The Doha Round is more complex and is hard to pass in its entirety because not all countries would agree to its provisions without diluting some of them to fit their national interest. The Doha Round has been complicated by the increased sensitivity of agricultural issues, the complexity of trade-offs in behind-the-border regulations in services sector, the growing number of diversity of trading partners, and the increased influence and assertiveness of large players and of groupings (LDCs). It is hard to reach a consensus incorporating all the members’ concern. This does not mean that consensus cannot be reached. Consensus can be reached in a diluted form, i.e. dealing with easier issues now and leaving thorny issues for later [we already did this one with the previous five rounds of negotiations and the most thorny issues were left to deal with for the Doha Round!]. How many issues can we leave now and then how much can achieve from the Doha Round? Hard to answer. However, Dadush feels that concluding the Doha Round is essential to preserving the credibility of the WTO as an institution and to avoid writing off the gains made in the last eight years of costly negotiations.

At at time when regional agreements are flourishing, the WTO should find a way to honor and incorporate provisions under such agreements within its global system. This will keep on the relevancy of the WTO. Generally, regional agreements are fast to come up with because of it is easy to form a consensus with few players. They are also designed to address country-specific needs and lessen discrimination: a low external tariff, simplified rules of origin, and coverage of all forms of trade. Dadush argues:

Establishing effective rules to govern regional agreements should be the WTO’s long-term objective, but its constructive engagement with regional processes is a prerequisite to achieving that goal.

In fact, the WTO seems to have realized this aspect and is arguing for giving more policy space to individual countries to help them weather unexpected demand and supply shocks. A recent WTO World Trade Report emphasized for inclusion of “trade contingency measures”. The contingency measures discussed in the report include safeguards measures, anti-dumping and countervailing measures, the re-negotiation of tariff commitments, the raising of tariffs up to their legal maximum levels, and the use of export taxes. These are needed because too little flexibility in trade agreements may render trade rules unsustainable. At the same time, too much flexibility may weaken the value of commitments and trade rules. An appropriate balance between flexibility and commitment is required for the success of trade agreements. There are some who argue that RTAs undermine full gains from global trade but evidence is not that strong in the light of increasing South-South trade. There are more gains to be made by encouraging WTO to engage in “opportunistic multilateralism” by strategically expanding existing RTAs into other relevant areas.

Steve Charnovitz, one of the panelist, argued that though judicial and executive branches of the WTO are working fine, it is not the same with the legislative process. He maintains that the existing WTO is out of sync with developments in the real world.

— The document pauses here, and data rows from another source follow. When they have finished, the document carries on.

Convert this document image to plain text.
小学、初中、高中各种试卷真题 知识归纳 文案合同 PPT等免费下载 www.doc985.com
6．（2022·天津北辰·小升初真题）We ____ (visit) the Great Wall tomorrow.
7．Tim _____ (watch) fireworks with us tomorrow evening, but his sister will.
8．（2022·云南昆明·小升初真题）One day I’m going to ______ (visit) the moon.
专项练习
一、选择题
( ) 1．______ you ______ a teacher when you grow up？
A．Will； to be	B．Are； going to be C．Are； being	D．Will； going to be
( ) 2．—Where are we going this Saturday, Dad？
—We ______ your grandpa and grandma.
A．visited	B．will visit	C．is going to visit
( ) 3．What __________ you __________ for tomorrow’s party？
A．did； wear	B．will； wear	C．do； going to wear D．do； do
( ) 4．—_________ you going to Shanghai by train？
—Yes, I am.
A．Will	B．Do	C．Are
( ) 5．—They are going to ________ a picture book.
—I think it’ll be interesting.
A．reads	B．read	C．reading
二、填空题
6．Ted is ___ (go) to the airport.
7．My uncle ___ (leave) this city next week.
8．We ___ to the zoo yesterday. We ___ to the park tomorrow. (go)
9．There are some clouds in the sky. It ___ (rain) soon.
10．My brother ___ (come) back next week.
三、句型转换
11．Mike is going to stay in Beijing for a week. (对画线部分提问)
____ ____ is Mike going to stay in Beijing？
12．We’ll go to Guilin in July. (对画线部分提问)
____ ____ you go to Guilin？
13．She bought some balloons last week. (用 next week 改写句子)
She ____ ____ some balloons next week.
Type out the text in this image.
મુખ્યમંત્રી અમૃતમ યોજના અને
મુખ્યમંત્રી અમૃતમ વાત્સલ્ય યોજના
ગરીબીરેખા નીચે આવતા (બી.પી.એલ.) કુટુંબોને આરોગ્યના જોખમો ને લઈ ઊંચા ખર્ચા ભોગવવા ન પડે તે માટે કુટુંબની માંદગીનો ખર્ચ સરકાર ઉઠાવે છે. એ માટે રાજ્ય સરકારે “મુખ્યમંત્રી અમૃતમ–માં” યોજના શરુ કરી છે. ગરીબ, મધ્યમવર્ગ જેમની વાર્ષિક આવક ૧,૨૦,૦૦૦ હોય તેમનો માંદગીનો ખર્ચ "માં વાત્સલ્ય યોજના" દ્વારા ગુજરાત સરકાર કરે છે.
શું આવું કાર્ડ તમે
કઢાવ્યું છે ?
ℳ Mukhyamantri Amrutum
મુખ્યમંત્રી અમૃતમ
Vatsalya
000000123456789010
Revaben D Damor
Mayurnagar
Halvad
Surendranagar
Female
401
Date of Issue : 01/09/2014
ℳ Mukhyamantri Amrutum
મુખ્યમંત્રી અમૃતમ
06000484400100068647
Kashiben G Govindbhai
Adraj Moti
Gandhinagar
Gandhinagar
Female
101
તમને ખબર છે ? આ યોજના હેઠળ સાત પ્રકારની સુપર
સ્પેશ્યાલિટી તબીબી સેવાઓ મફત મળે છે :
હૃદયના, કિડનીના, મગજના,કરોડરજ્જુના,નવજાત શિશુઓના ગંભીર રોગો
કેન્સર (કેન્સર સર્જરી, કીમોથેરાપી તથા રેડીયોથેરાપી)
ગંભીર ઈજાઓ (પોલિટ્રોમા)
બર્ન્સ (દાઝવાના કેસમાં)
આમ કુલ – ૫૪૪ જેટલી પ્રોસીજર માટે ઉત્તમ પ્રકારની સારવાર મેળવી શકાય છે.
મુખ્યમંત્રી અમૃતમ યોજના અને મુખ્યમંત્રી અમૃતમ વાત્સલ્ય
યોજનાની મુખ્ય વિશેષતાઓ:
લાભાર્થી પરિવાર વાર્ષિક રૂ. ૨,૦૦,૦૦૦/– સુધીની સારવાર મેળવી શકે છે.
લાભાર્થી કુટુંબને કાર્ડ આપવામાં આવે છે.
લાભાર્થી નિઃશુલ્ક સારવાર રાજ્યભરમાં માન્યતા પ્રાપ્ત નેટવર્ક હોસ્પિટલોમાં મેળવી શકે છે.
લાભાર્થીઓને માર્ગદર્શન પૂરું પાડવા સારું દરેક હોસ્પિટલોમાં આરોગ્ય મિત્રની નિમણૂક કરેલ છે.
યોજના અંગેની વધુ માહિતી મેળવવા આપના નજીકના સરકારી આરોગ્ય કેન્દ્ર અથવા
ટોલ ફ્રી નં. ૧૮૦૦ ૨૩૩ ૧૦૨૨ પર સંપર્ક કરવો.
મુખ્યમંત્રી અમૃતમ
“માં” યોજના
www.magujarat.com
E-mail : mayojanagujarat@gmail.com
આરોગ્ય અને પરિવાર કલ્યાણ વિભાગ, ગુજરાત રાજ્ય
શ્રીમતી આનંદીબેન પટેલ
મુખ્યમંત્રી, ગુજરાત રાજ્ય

Its limits on national regulation are not consistent with the changed market structure in place right now, especially in the new regulatory structure after the global financial crisis. Also, this is an era of huge government subsidies to almost all the crucial sector in an economy. This is not in line with the WTO regulations. Since the situation is bad everywhere and almost all of them are engaging in propping up flagging sectors, no one is complaining. He opines that the WTO should hold public hearing on each new PTA. He wants WTO to have a mix of states, NGOs, and private actors--like IUCN does.

Arvind Subramanian argued that new forms of protectionism is emerging out despite other restrictions from the WTO: exchange rate policies to prop up domestic exports and resource nationalism (export restriction or rice and gas last year).